3D surface reconstruction is essential across applications of virtual reality, robotics, and mobile scanning. However, RGB-based reconstruction often fails in low-texture, low-light, and low-albedo scenes. Handheld LiDARs, now common on mobile devices, aim to address these challenges by capturing depth information from time-of-flight measurements of a coarse grid of projected dots. Yet, these sparse LiDARs struggle with scene coverage on limited input views, leaving large gaps in depth information. In this work, we propose using an alternative class of "blurred" LiDAR that emits a diffuse flash, greatly improving scene coverage but introducing spatial ambiguity from mixed time-of-flight measurements across a wide field of view. To handle these ambiguities, we propose leveraging the complementary strengths of diffuse LiDAR with RGB. We introduce a Gaussian surfel-based rendering framework with a scene-adaptive loss function that dynamically balances RGB and diffuse LiDAR signals. We demonstrate that, surprisingly, diffuse LiDAR can outperform traditional sparse LiDAR, enabling robust 3D scanning with accurate color and geometry estimation in challenging environments.

Figures (7)

• Figure 1: Blurred LiDAR for Sharper 3D: We propose leveraging (a) the complementary strengths of RGB with a diffuse (blurred) LiDAR for robust handheld scanning (b) on limited views in challenging low-texture, low-light, low-albedo scenes. Our method dynamically balances RGB and diffuse LiDAR sensor inputs to estimate (c) precise color, depth, and normals, from which we can (d) reconstruct accurate color-3D meshes. Our approach leveraging blurred LiDAR, counterintuitively, can (e) improve 3D reconstruction over conventional LiDAR, which uses sparse spot illumination.
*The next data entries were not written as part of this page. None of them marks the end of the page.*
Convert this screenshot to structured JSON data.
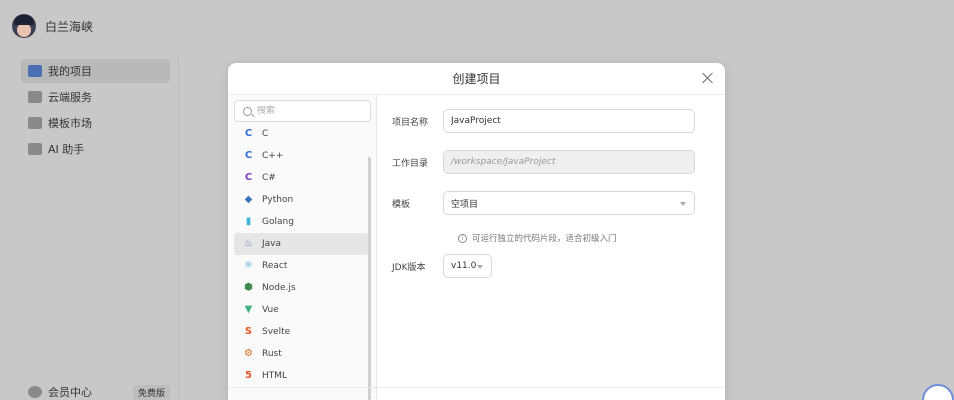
{
  "app": {
    "user_name": "白兰海峡"
  },
  "sidebar": {
    "items": [
      {
        "label": "我的项目",
        "icon": "folder-icon",
        "active": true
      },
      {
        "label": "云端服务",
        "icon": "cloud-icon",
        "active": false
      },
      {
        "label": "模板市场",
        "icon": "store-icon",
        "active": false
      },
      {
        "label": "AI 助手",
        "icon": "robot-icon",
        "active": false
      }
    ],
    "bottom": {
      "label": "会员中心",
      "badge": "免费版",
      "icon": "member-icon"
    }
  },
  "modal": {
    "title": "创建项目",
    "search_placeholder": "搜索",
    "languages": [
      {
        "label": "C",
        "icon": "c-icon",
        "color": "#2f6fd6",
        "glyph": "C"
      },
      {
        "label": "C++",
        "icon": "cpp-icon",
        "color": "#2f6fd6",
        "glyph": "C"
      },
      {
        "label": "C#",
        "icon": "csharp-icon",
        "color": "#7b3fc4",
        "glyph": "C"
      },
      {
        "label": "Python",
        "icon": "python-icon",
        "color": "#3a74b8",
        "glyph": "◆"
      },
      {
        "label": "Golang",
        "icon": "golang-icon",
        "color": "#3cb5d8",
        "glyph": "▮"
      },
      {
        "label": "Java",
        "icon": "java-icon",
        "color": "#5a7fb0",
        "glyph": "♨"
      },
      {
        "label": "React",
        "icon": "react-icon",
        "color": "#2aa6c9",
        "glyph": "⚛"
      },
      {
        "label": "Node.js",
        "icon": "nodejs-icon",
        "color": "#3d8a4a",
        "glyph": "⬢"
      },
      {
        "label": "Vue",
        "icon": "vue-icon",
        "color": "#3fb37f",
        "glyph": "▼"
      },
      {
        "label": "Svelte",
        "icon": "svelte-icon",
        "color": "#e8541c",
        "glyph": "S"
      },
      {
        "label": "Rust",
        "icon": "rust-icon",
        "color": "#d86a1c",
        "glyph": "⚙"
      },
      {
        "label": "HTML",
        "icon": "html-icon",
        "color": "#e4572e",
        "glyph": "5"
      }
    ],
    "selected_language": "Java",
    "form": {
      "name_label": "项目名称",
      "name_value": "JavaProject",
      "dir_label": "工作目录",
      "dir_value": "/workspace/JavaProject",
      "template_label": "模板",
      "template_value": "空项目",
      "template_hint": "可运行独立的代码片段，适合初级入门",
      "jdk_label": "JDK版本",
      "jdk_value": "v11.0"
    }
  }
}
• Figure 2: Diffuse LiDAR + RGB for surface reconstruction. (a) Sparse (conventional) LiDAR vs Diffuse LiDAR. Sparse LiDAR projects a grid of points which enable precise timing returns corresponding to individual depths; alternatively, diffuse LiDAR projects a diffuse flash illumination and measures the returns over a wide per-pixel instantaneous field-of-view (IFOV), increasing spatial coverage but also ambiguity in inferred depth. (b) Diffuse LiDAR and RGB have complementary strengths; RGB provides dense spatial and color information, while diffuse LiDAR provides coarse, metric depth even under challenging scenarios.
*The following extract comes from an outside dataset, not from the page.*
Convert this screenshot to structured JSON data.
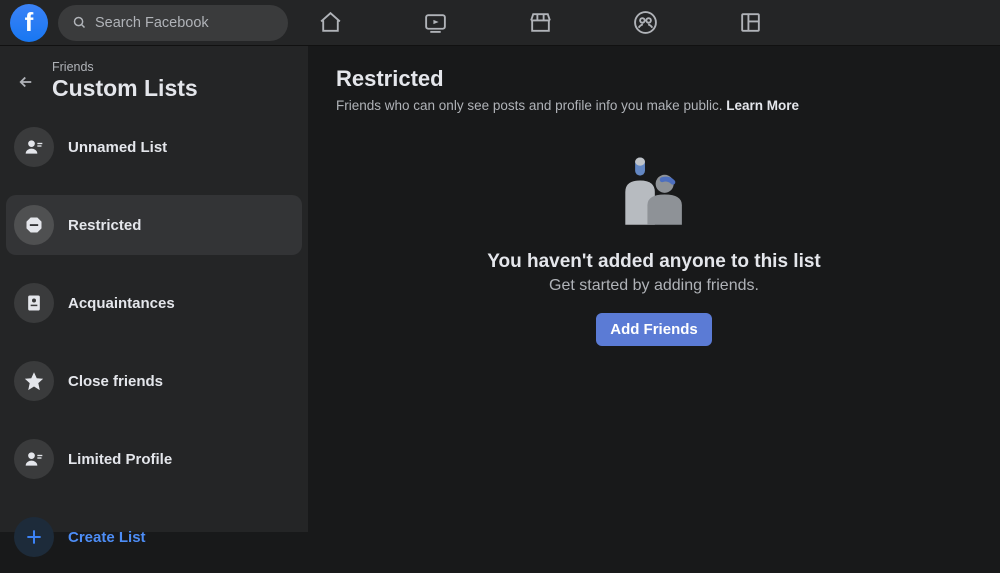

• Figure 3: Improved recoverability with diffuse LiDAR when input views are limited. Full rank is 900 in our analysis simulation. Diffuse LiDAR has greater voxel coverage than conventional sparse LiDAR; this greater coverage can improve rank, and thereby recoverability, when using a limited number of input views. We consider this specific limited-view domain in this work. As the number of input views increases, sparse LiDAR can eventually provide sufficient coverage for scene recoverability.
• Figure 4: Inverse rendering with RGB and diffuse LiDAR. We consider a compact hardware setting with co-located RGB camera and diffuse LiDAR. At each view, we capture an (a) RGB image and coarse ($8 \times 8$) histograms, for which each pixel contains mixed signal from a wide IFOV $\omega$. We perform (b) analysis-by-synthesis reconstruction using Gaussian surfels, sampling rays within each pixel IFOV and rendering transients with alpha-weighted differentiable binning. Loss signal from RGB and transient inputs are balanced dynamically with a scene-adaptive loss producing (c) high-fidelity RGB and depth/normals for accurate mesh reconstruction.
• Figure 5: Qualitative comparisons on rendered scenes with varying texture. We enable (a) accurate RGB novel-view synthesis on full-texture scenes, where RGB may be prioritized by our adaptive loss. When (b) textured objects are on textureless planes, we enable greater object-plane separation and peripheral region robustness; on textureless objects, we (c) enhance geometry estimation within the object convex hull visible from RGB. We also (d) improve over sparse LiDAR in scenes without RGB signal, where our adaptive loss may weight diffuse LiDAR more heavily. We enable (e) accurate color-mesh estimation across a wide range of texture and object variations.